Everyone seemed to have gotten a good night’s sleep after our long day of travel and we were all up and had eaten by 9 for our morning devotional. The breakfast provided by the hotel was very nice with sausage, eggs, waffles, cereal, pastries, potatoes, and good coffee. Today’s devotional was over Colossians 3:12-17 talking about clothing ourselves in God’s love and spreading His word. The pastors and Max, our translator, from Samara United Methodist Church met us at 10 and we left for our first day in the city.
We first walked around the city center of Samara, with Max explaining different architectural styles along the way. We learned that the earliest buildings were wooden, but many have been burned or knocked down, so most of the structures present today have been built since the 19th century. They take much pride in the wood and stone carvings on the outside of their buildings, which can also indicate what type of function the building is used for. However, buildings from the Soviet time period were very functional and not meant to show beauty. We ended our walking tour at a scenic overlook of the Volga River:
Next we headed to Stalin’s bunker, which would have been used during the Second World War, or as Russians call it, the Great Patriotic War. We got to hike 12 stories underground and learn about how and why the bunker was built. We ended in a room that would have been Stalin’s office, which was designed exactly like the office at the Kremlin, so if Stalin came to this bunker he would’ve felt at home. However, there is no documentation that Stalin ever came to this bunker.
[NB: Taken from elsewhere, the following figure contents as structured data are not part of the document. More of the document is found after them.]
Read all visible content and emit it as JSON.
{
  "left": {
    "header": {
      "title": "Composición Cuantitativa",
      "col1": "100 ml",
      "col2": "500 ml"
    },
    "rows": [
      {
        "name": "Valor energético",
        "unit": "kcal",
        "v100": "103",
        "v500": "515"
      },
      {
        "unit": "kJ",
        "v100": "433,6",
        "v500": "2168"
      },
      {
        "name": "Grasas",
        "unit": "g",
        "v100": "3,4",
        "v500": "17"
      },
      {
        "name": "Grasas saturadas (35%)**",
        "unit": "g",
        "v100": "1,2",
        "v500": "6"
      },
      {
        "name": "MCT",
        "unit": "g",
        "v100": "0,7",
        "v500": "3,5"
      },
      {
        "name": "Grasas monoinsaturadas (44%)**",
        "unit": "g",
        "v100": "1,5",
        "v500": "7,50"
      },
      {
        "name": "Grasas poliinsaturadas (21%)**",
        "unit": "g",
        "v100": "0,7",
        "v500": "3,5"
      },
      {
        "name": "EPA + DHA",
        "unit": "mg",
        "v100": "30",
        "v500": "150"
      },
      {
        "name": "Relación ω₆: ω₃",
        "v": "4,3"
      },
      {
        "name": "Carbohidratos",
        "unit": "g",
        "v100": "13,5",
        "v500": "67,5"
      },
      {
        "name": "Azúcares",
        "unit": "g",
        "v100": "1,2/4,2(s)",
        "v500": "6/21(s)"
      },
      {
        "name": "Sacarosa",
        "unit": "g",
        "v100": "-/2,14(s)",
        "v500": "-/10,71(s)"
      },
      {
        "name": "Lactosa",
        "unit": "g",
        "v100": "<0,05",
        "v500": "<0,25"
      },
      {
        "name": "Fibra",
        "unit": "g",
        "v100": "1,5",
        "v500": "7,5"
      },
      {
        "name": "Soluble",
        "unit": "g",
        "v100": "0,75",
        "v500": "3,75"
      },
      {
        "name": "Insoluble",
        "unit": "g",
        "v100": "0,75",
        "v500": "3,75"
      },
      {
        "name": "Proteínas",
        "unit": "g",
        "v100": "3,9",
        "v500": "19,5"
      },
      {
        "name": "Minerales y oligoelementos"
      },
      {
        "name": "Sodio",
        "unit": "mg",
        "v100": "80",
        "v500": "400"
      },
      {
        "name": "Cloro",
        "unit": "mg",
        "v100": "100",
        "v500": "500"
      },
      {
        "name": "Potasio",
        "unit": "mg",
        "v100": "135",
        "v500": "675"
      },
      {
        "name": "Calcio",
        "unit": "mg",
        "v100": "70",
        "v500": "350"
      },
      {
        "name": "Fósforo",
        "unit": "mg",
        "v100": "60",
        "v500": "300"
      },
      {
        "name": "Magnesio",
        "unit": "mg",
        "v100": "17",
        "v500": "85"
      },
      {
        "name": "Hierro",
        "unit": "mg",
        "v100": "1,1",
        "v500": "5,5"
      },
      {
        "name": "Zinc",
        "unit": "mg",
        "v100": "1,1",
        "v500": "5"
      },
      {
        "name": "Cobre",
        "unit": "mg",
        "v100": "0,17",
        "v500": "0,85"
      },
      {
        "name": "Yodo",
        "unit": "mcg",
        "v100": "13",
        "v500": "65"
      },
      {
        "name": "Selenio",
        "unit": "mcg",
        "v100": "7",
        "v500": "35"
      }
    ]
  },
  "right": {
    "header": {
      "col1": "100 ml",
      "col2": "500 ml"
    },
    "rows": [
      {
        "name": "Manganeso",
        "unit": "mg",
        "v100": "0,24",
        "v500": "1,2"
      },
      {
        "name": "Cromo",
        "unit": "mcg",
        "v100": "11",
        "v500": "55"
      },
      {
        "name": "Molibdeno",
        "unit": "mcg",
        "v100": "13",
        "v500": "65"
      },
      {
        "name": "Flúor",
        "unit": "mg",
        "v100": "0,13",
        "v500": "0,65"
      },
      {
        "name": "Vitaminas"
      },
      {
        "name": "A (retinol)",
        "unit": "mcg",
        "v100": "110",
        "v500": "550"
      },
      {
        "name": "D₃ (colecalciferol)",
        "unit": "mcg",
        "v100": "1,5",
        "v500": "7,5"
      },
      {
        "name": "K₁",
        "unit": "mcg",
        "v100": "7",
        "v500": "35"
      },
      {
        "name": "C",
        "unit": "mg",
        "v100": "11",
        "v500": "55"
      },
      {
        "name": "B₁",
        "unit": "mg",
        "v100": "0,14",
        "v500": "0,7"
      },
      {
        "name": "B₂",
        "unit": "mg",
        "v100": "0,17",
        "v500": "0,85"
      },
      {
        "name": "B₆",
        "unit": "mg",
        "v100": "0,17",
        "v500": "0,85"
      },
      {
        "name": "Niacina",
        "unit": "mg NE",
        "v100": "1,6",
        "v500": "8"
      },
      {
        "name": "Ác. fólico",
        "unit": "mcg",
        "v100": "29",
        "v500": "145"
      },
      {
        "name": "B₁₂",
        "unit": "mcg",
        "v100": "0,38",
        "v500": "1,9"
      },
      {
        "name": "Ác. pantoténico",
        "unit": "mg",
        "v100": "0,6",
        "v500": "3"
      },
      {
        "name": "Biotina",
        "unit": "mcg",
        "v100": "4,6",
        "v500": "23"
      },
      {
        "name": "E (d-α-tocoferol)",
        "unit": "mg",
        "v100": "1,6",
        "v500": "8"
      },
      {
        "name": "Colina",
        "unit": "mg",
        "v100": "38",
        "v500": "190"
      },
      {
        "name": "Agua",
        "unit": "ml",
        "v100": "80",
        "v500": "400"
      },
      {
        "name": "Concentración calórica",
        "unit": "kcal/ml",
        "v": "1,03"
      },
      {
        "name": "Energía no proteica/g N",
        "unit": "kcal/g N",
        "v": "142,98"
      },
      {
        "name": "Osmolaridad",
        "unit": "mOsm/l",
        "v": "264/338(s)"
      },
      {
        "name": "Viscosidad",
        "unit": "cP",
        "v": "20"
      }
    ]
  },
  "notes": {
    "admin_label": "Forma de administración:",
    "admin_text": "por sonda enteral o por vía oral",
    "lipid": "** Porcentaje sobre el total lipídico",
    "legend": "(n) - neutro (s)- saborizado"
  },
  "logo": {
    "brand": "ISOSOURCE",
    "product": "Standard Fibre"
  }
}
After the tour we headed to Kuybyshev Square which is just a massive area of pavement in front of a theater where the ballet performs. From here we went to lunch at a restaurant themed like a Soviet apartment. After we ordered we were able to walk around from room to room and see what types of decorations they would have had. After our meal our hosts insisted we tried blini, a Russian dessert similar to crepes. We topped them with cream and jam and they were delicious.
We then went to Samara United Methodist Church where we got a tour and learned the history of its foundation and met some more of the members. We are always greeted with big smiles and open arms. We ended our tour in the youth cafe with tea time, talking and getting to know more about each other. Then we were invited to join members in the sanctuary for a prayer meeting, which was filled with songs we (kind of) knew in English, while we had Russian hymnals in front of us. It was a great experience seeing how we could worship together even though we may not speak the same language. Below are pictures of the church and its sanctuary:
We then enjoyed a delicious pizza and salad dinner with young adults from the church. If it weren’t for Max we wouldn’t be able to have as great of conversations as we have, so we’re very thankful he’s been so generous with his time in escorting and translating for us. Everyone has been so welcoming and we’re looking forward to another great day tomorrow. Do svidaniya (goodbye) and we’ll be back tomorrow to once again update you on our travels.